Das Projekt gibt es seit 2014, in den ersten drei Jahren hat das Land Niedersachsen es finanziert, seit 2017 läuft es ausschließlich über Spenden. „Seit wir hier gestartet sind, haben wir bislang mehr als 850 Eltern erreicht“, sagt Ria Salig vom Jugendmigrationsdienst der Arbeiterwohlfahrt Lüneburg.

Für ihre Arbeit benötigt die AWO Lüneburg pro Jahr 7000 Euro, gerade ist man dabei, das Geld für 2019 zusammenzubekommen.

Das Konzept ist einfach: Eine Mutter mit Migrationshintergrund lädt zu sich nach Hause ein, gemeinsam mit einer Moderatorin, die selbst Mutter ist und ihre Sprache spricht, sprechen sie dann im kleinen Kreis etwa zwei Stunden über die Themen, die den jeweiligen Eltern gerade unter den Nägeln brennen, zum Beispiel die Einschulung, Ernährung oder Altersbeschränkungen für Spielzeuge.

In Lüneburg gibt es neun Moderatorinnen mit verschiedenen Muttersprachen, die regelmäßig in dialogischer Gesprächsführung geschult werden.

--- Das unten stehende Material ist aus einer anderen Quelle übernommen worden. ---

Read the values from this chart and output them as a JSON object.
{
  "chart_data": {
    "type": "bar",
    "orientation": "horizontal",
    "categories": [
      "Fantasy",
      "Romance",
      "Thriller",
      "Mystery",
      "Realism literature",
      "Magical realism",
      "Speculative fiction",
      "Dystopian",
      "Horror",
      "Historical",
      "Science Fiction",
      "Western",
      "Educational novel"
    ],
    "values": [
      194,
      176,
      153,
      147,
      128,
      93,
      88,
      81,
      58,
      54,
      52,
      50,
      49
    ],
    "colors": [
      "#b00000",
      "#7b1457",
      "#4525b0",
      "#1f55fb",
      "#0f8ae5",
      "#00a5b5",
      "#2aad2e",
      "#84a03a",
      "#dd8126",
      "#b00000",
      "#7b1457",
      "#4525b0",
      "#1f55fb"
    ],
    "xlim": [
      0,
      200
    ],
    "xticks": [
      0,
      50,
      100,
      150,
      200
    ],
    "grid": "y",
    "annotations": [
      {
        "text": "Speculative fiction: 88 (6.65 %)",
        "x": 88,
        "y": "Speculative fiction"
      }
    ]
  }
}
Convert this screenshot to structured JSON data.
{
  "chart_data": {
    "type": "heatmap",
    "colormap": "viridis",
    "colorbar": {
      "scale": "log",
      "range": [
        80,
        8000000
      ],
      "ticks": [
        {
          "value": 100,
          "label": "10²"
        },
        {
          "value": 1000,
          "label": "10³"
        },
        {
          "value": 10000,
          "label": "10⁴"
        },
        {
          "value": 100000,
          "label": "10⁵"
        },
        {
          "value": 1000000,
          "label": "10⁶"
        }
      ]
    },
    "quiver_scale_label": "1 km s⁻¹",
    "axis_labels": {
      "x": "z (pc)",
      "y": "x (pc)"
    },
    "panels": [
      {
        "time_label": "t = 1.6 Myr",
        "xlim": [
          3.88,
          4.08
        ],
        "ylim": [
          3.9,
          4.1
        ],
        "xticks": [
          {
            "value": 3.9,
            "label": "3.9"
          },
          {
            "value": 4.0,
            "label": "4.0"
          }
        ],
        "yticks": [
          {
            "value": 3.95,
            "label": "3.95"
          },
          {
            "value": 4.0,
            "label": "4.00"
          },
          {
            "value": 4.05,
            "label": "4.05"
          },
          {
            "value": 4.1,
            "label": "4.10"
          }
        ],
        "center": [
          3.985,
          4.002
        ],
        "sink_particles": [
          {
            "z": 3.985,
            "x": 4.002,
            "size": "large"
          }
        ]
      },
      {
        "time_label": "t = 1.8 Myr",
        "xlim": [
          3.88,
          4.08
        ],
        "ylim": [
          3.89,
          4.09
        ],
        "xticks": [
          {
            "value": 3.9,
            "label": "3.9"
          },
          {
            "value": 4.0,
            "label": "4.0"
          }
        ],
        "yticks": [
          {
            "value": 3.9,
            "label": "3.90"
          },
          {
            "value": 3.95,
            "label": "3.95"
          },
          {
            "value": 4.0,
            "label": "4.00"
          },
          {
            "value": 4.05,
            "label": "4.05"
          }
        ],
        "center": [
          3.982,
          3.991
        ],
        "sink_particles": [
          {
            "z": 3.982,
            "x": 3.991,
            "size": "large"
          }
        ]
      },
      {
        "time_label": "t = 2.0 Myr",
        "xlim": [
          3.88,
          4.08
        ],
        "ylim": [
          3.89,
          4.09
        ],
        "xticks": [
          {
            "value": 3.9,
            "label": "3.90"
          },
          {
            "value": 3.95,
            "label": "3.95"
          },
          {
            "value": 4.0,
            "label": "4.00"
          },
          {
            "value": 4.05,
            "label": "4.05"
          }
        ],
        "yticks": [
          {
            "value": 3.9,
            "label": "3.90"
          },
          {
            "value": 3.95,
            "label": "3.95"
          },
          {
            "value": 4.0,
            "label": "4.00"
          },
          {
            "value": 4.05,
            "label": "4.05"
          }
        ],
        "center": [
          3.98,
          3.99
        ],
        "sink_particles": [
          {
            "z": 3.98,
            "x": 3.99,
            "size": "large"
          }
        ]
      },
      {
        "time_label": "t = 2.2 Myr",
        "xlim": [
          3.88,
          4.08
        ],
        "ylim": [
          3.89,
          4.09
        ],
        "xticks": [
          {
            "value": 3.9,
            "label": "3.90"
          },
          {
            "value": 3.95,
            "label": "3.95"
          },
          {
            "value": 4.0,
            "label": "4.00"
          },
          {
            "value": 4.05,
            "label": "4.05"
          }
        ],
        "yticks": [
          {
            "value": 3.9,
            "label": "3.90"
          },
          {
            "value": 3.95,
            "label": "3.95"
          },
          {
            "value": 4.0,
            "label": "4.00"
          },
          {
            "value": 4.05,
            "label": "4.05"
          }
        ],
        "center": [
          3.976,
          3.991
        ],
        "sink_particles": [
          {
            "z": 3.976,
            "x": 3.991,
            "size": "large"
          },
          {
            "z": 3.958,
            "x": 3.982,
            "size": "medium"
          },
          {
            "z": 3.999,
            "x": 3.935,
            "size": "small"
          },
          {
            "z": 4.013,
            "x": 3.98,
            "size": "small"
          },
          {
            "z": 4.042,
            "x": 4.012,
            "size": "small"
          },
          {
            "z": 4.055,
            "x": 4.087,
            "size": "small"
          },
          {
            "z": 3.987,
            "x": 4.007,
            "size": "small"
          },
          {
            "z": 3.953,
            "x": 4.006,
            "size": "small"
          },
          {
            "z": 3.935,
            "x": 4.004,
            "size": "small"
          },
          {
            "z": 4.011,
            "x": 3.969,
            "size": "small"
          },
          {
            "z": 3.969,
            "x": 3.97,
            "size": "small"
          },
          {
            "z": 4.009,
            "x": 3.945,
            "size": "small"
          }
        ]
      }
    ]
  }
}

Einige von ihnen waren zuvor teilnehmende Mütter. Das Land Niedersachsen stellt außerdem Materialien für die Vor- und Nachbereitung.

Interessierte Eltern kommen auf die AWO zu, meist haben sie durch andere Teilnehmer von dem Projekt erfahren. Was allen besonders am Herzen liegt: Die Gespräche finden auf Augenhöhe statt und sind als Austausch gedacht, das sei auch das Erfolgsgeheimnis. „Niemand von uns möchte als Lehrerin betrachtet werden“, betont Moderatorin Eman El Mabayed. „Ich bin Mutter und ich bin Migrantin. Ich bin einfach schon länger in Deutschland, so dass die Mütter – oder Väter – von meinen bisherigen Erfahrungen profitieren können.“

Verunsichert vom Laternenumzug

Manches traue man sich einfach nicht zu fragen, wenn offensichtlich jeder Bescheid wisse. Da sei die Hemmschwelle bei Landsleuten geringer. Als klassisches Beispiel für ein immer wiederkehrendes Thema nennt Salig den Laternenumzug: „Das ist bei uns seit Generationen ein Selbstläufer, aber in anderen Kulturkreisen hat man davon noch nie etwas gehört!“

Lucy Grimme ist Regionalbeauftragte in Lüneburg. Sie betont: „ Die Eltern, die bei uns teilnehmen, haben keine Defizite, sondern sind nur verunsichert. Wir können hier viel Hilfestellung geben.“ Sie spricht von einer klassischen Win-Win-Situation, denn:

„Auch die Moderatorinnen profitieren sehr von ihrem Einsatz, dadurch wird ihr Selbstbewusstsein enorm gestärkt. Eltern-Talk ist auf einem ganz niedrigen Level wahnsinnig effektiv.“

von Lea Schulze

One comment

  1. eine sehr gute sache. sie sollte auch andere inspirieren. nicht übereinander reden, sondern miteinander reden sorgt für ein gesellschaftliches zusammenleben.